Game of Thrones Renewed for 4th Season Following Massive Success of the Season 3 Premiere

In a move that should surprise absolutely nobody, HBO has officially announced that the hit fantasy series Game of Thrones will be back for a 4th season. Congratulations, this means that you can keep ...
Game of Thrones Renewed for 4th Season Following Massive Success of the Season 3 Premiere
Written by Josh Wolford

In a move that should surprise absolutely nobody, HBO has officially announced that the hit fantasy series Game of Thrones will be back for a 4th season. Congratulations, this means that you can keep torrenting the latest from the realm well into 2014.

“#GameofThrones is renewed for a fourth season. RT & share this update with your friends across the realm,” tweeted HBO’s official Game of Thrones Twitter account this afternoon.

Before today, there was technically a doubt as to whether or not HBO would pick up the show for another season. Technically. The show has been a huge success for HBO, and is one of the network’s most-watched shows (along with True Blood).

4.4 million viewers tuned in for Sunday night’s season 3 opener, which is a couple hundred thousand more than tuned in for the season 2 finale – and even more than watched the season 2 opener.

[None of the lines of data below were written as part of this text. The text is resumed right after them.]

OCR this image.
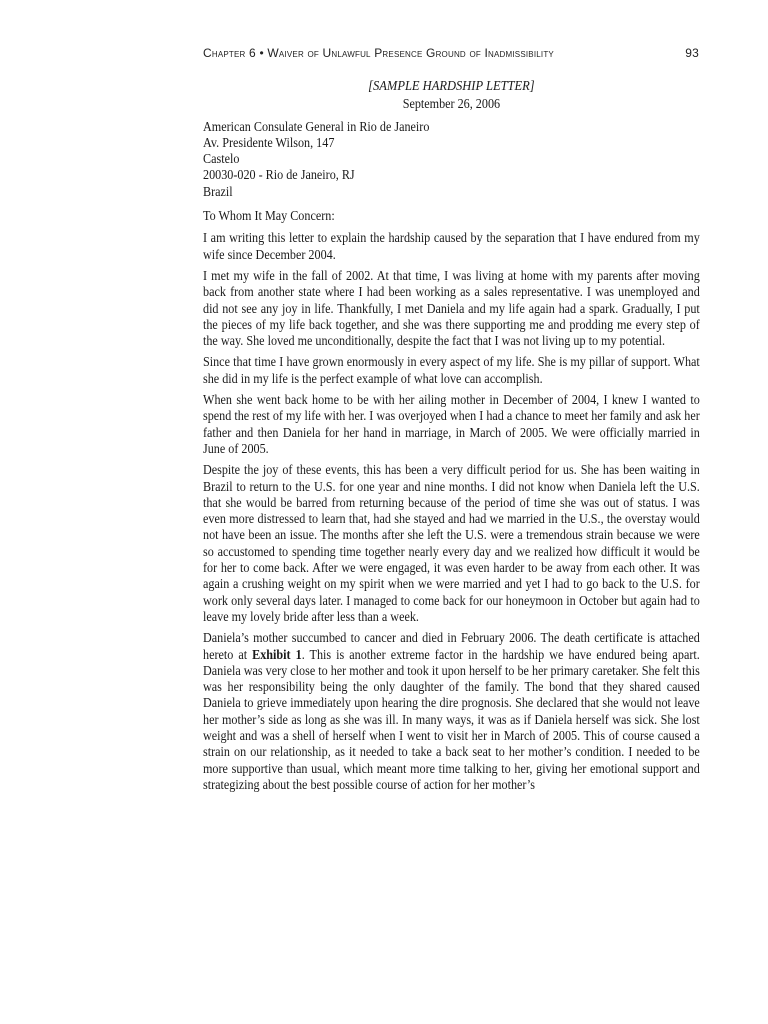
Chapter 6 • Waiver of Unlawful Presence Ground of Inadmissibility	93

[SAMPLE HARDSHIP LETTER]

September 26, 2006

American Consulate General in Rio de Janeiro

Av. Presidente Wilson, 147

Castelo

20030-020 - Rio de Janeiro, RJ

Brazil

To Whom It May Concern:

I am writing this letter to explain the hardship caused by the separation that I have endured from my wife since December 2004.

I met my wife in the fall of 2002. At that time, I was living at home with my parents after moving back from another state where I had been working as a sales representative. I was unemployed and did not see any joy in life. Thankfully, I met Daniela and my life again had a spark. Gradually, I put the pieces of my life back together, and she was there supporting me and prodding me every step of the way. She loved me unconditionally, despite the fact that I was not living up to my potential.

Since that time I have grown enormously in every aspect of my life. She is my pillar of support. What she did in my life is the perfect example of what love can accomplish.

When she went back home to be with her ailing mother in December of 2004, I knew I wanted to spend the rest of my life with her. I was overjoyed when I had a chance to meet her family and ask her father and then Daniela for her hand in marriage, in March of 2005. We were officially married in June of 2005.

Despite the joy of these events, this has been a very difficult period for us. She has been waiting in Brazil to return to the U.S. for one year and nine months. I did not know when Daniela left the U.S. that she would be barred from returning because of the period of time she was out of status. I was even more distressed to learn that, had she stayed and had we married in the U.S., the overstay would not have been an issue. The months after she left the U.S. were a tremendous strain because we were so accustomed to spending time together nearly every day and we realized how difficult it would be for her to come back. After we were engaged, it was even harder to be away from each other. It was again a crushing weight on my spirit when we were married and yet I had to go back to the U.S. for work only several days later. I managed to come back for our honeymoon in October but again had to leave my lovely bride after less than a week.

Daniela’s mother succumbed to cancer and died in February 2006. The death certificate is attached hereto at Exhibit 1. This is another extreme factor in the hardship we have endured being apart. Daniela was very close to her mother and took it upon herself to be her primary caretaker. She felt this was her responsibility being the only daughter of the family. The bond that they shared caused Daniela to grieve immediately upon hearing the dire prognosis. She declared that she would not leave her mother’s side as long as she was ill. In many ways, it was as if Daniela herself was sick. She lost weight and was a shell of herself when I went to visit her in March of 2005. This of course caused a strain on our relationship, as it needed to take a back seat to her mother’s condition. I needed to be more supportive than usual, which meant more time talking to her, giving her emotional support and strategizing about the best possible course of action for her mother’s
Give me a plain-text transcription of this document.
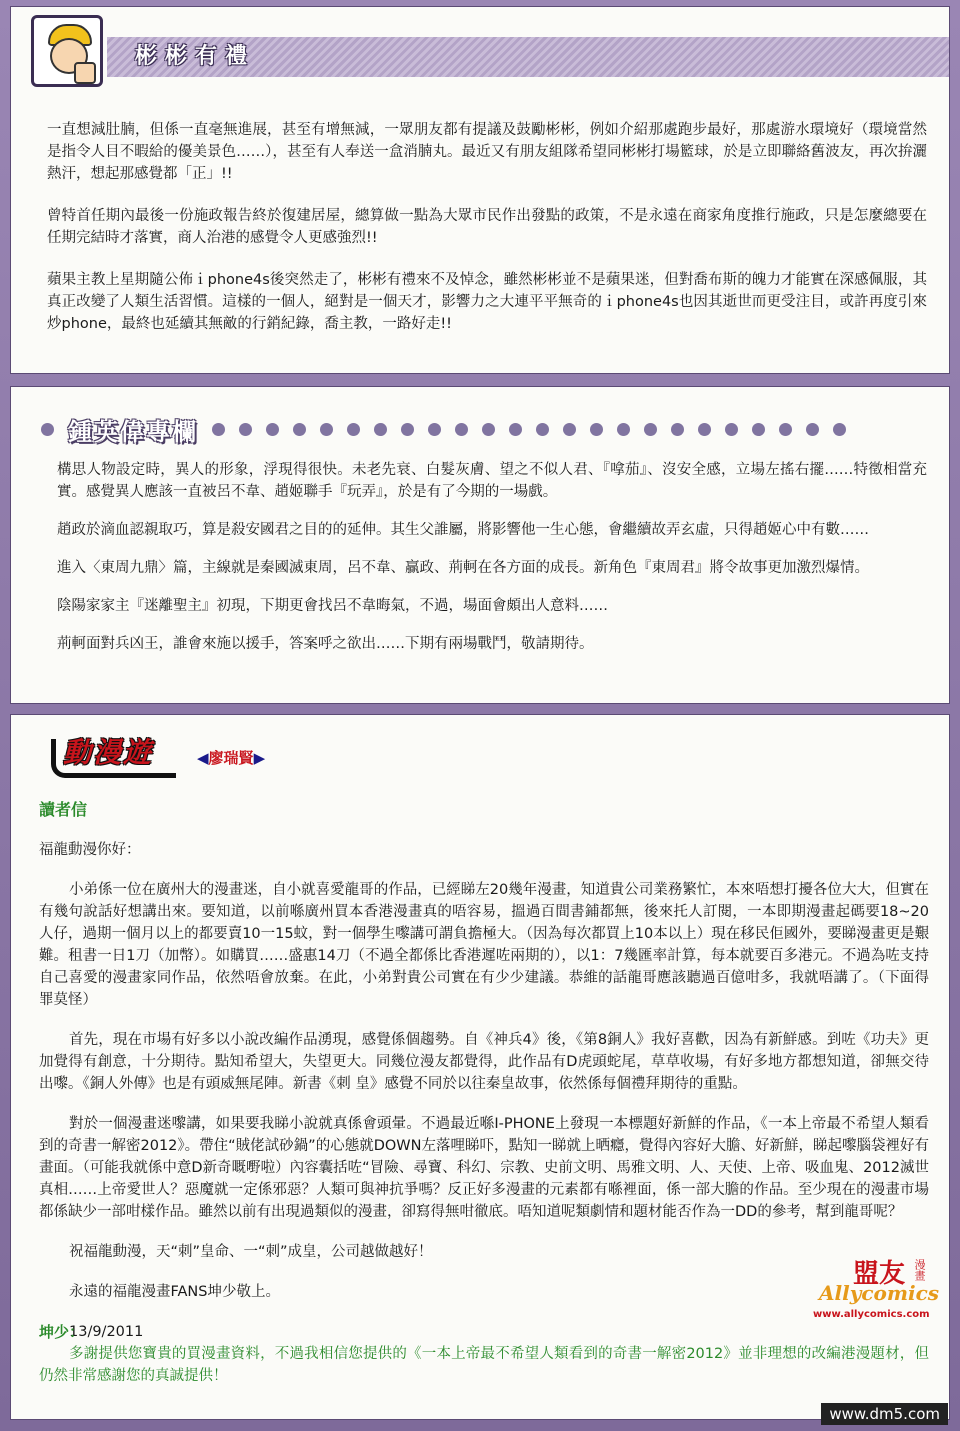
彬彬有禮

一直想減肚腩，但係一直毫無進展，甚至有增無減，一眾朋友都有提議及鼓勵彬彬，例如介紹那處跑步最好，那處游水環境好（環境當然是指令人目不暇給的優美景色……），甚至有人奉送一盒消腩丸。最近又有朋友組隊希望同彬彬打場籃球，於是立即聯絡舊波友，再次拚灑熱汗，想起那感覺都「正」!!

曾特首任期內最後一份施政報告終於復建居屋，總算做一點為大眾市民作出發點的政策，不是永遠在商家角度推行施政，只是怎麼總要在任期完結時才落實，商人治港的感覺令人更感強烈!!

蘋果主教上星期隨公佈ｉphone4s後突然走了，彬彬有禮來不及悼念，雖然彬彬並不是蘋果迷，但對喬布斯的魄力才能實在深感佩服，其真正改變了人類生活習慣。這樣的一個人，絕對是一個天才，影響力之大連平平無奇的ｉphone4s也因其逝世而更受注目，或許再度引來炒phone，最終也延續其無敵的行銷紀錄，喬主教，一路好走!!

鍾英偉專欄

構思人物設定時，異人的形象，浮現得很快。未老先衰、白髮灰膚、望之不似人君、『嗱茄』、沒安全感，立場左搖右擺……特徵相當充實。感覺異人應該一直被呂不韋、趙姬聯手『玩弄』，於是有了今期的一場戲。

趙政於滴血認親取巧，算是殺安國君之目的的延伸。其生父誰屬，將影響他一生心態，會繼續故弄玄虛，只得趙姬心中有數……

進入〈東周九鼎〉篇，主線就是秦國滅東周，呂不韋、贏政、荊軻在各方面的成長。新角色『東周君』將令故事更加激烈爆情。

陰陽家家主『迷離聖主』初現，下期更會找呂不韋晦氣，不過，場面會頗出人意料……

荊軻面對兵凶王，誰會來施以援手，答案呼之欲出……下期有兩場戰鬥，敬請期待。

動漫遊	◀廖瑞賢▶
讀者信

福龍動漫你好：

小弟係一位在廣州大的漫畫迷，自小就喜愛龍哥的作品，已經睇左20幾年漫畫，知道貴公司業務繁忙，本來唔想打擾各位大大，但實在有幾句說話好想講出來。要知道，以前喺廣州買本香港漫畫真的唔容易，搵過百間書鋪都無，後來托人訂閱，一本即期漫畫起碼要18~20人仔，過期一個月以上的都要賣10一15蚊，對一個學生嚟講可謂負擔極大。（因為每次都買上10本以上）現在移民佢國外，要睇漫畫更是艱難。租書一日1刀（加幣）。如購買……盛惠14刀（不過全都係比香港遲咗兩期的），以1：7幾匯率計算，每本就要百多港元。不過為咗支持自己喜愛的漫畫家同作品，依然唔會放棄。在此，小弟對貴公司實在有少少建議。恭維的話龍哥應該聽過百億咁多，我就唔講了。（下面得罪莫怪）

首先，現在市場有好多以小說改編作品湧現，感覺係個趨勢。自《神兵4》後，《第8銅人》我好喜歡，因為有新鮮感。到咗《功夫》更加覺得有創意，十分期待。點知希望大，失望更大。同幾位漫友都覺得，此作品有D虎頭蛇尾，草草收場，有好多地方都想知道，卻無交待出嚟。《銅人外傳》也是有頭威無尾陣。新書《刺 皇》感覺不同於以往秦皇故事，依然係每個禮拜期待的重點。

對於一個漫畫迷嚟講，如果要我睇小說就真係會頭暈。不過最近喺I-PHONE上發現一本標題好新鮮的作品，《一本上帝最不希望人類看到的奇書一解密2012》。帶住“賊佬試砂鍋”的心態就DOWN左落哩睇吓，點知一睇就上晒癮，覺得內容好大膽、好新鮮，睇起嚟腦袋裡好有畫面。（可能我就係中意D新奇嘅嘢啦）內容囊括咗“冒險、尋寶、科幻、宗教、史前文明、馬雅文明、人、天使、上帝、吸血鬼、2012滅世真相……上帝愛世人？惡魔就一定係邪惡？人類可與神抗爭嗎？反正好多漫畫的元素都有喺裡面，係一部大膽的作品。至少現在的漫畫市場都係缺少一部咁樣作品。雖然以前有出現過類似的漫畫，卻寫得無咁徹底。唔知道呢類劇情和題材能否作為一DD的參考，幫到龍哥呢？

祝福龍動漫，天“刺”皇命、一“刺”成皇，公司越做越好！

永遠的福龍漫畫FANS坤少敬上。

13/9/2011

盟友 漫畫
Allycomics
www.allycomics.com
坤少：

多謝提供您寶貴的買漫畫資料，不過我相信您提供的《一本上帝最不希望人類看到的奇書一解密2012》並非理想的改編港漫題材，但仍然非常感謝您的真誠提供！

www.dm5.com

But that 4.4 million number isn’t really representative of everyone who has watched the Game of Thrones premiere in the past few days.

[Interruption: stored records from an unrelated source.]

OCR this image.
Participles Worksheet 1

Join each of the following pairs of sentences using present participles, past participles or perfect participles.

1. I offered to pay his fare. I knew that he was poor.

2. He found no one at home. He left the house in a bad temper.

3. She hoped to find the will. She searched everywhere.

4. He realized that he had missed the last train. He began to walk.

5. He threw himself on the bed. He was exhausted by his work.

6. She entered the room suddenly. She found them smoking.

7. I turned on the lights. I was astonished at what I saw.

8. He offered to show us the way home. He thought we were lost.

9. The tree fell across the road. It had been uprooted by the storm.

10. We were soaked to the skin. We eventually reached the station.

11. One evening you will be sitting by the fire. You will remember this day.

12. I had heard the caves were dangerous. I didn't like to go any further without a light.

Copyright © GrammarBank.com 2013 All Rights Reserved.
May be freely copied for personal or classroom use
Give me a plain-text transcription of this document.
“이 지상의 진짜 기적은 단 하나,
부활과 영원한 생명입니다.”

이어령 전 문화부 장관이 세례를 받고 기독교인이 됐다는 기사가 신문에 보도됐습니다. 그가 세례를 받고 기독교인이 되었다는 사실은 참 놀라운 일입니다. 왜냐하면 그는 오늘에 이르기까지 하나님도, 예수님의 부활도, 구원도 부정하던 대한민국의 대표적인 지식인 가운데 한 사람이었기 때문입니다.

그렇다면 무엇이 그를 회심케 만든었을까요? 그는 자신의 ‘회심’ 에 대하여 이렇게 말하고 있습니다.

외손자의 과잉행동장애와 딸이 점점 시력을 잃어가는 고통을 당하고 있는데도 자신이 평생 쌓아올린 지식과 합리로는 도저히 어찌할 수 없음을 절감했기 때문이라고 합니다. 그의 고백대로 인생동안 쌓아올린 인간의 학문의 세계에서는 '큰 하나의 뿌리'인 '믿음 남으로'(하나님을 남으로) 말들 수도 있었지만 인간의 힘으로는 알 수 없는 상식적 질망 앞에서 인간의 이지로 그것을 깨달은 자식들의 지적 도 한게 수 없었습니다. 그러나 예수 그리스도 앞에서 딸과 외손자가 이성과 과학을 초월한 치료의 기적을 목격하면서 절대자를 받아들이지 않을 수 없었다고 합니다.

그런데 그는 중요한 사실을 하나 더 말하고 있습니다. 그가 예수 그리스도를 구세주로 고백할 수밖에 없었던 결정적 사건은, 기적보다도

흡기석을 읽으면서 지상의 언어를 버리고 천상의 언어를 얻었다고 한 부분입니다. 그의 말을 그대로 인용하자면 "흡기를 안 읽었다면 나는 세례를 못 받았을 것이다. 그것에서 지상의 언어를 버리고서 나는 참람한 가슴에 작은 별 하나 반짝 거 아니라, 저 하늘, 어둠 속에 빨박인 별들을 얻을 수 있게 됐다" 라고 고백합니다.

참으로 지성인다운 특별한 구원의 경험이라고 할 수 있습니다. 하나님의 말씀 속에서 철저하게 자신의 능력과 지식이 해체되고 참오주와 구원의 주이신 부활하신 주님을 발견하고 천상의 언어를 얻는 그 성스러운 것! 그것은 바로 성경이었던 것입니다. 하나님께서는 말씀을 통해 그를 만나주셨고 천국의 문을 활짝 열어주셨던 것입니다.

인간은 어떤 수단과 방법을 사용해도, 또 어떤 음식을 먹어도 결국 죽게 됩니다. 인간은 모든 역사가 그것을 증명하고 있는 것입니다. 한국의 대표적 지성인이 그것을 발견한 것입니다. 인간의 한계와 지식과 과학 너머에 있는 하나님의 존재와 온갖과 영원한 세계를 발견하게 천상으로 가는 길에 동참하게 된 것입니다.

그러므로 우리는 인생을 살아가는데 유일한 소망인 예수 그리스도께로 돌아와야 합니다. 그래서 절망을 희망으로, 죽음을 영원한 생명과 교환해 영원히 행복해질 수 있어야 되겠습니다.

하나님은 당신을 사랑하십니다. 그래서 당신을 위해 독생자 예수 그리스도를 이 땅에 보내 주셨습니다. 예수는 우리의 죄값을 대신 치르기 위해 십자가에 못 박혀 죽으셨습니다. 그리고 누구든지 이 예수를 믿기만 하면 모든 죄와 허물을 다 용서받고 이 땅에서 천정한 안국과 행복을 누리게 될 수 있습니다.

Today we learned that the season 3 premiere broke BitTorrent records. In just a few hours after the first torrent of the show was uploaded, 163,088 people were sharing the single torrent – 110,303 actively sharing and 52,786 still downloading. That broke the previous record of 144,663 peers on a single torrent set after a Heroes season premiere. TorrentFreak estimated that over 1 million people had already downloaded the season 3 premiere. So your 4.4 million is looking more like 5.5 million and maybe even more who have actually watched the show since Sunday.

With numbers like this, Game of Thrones is well on its way to reclaiming the distinction of the most pirated show around – an honor the show took in 2012.

And some at HBO couldn’t really care less. HBO programming head Michael Lombardo recently said that Game of Thrones piracy is really more a compliment than a threat, and that it surely didn’t hurt DVD sales. He made a point to say that HBO still doesn’t support piracy of its content (obviously), but that they “haven’t sent out the Game of Thrones police.”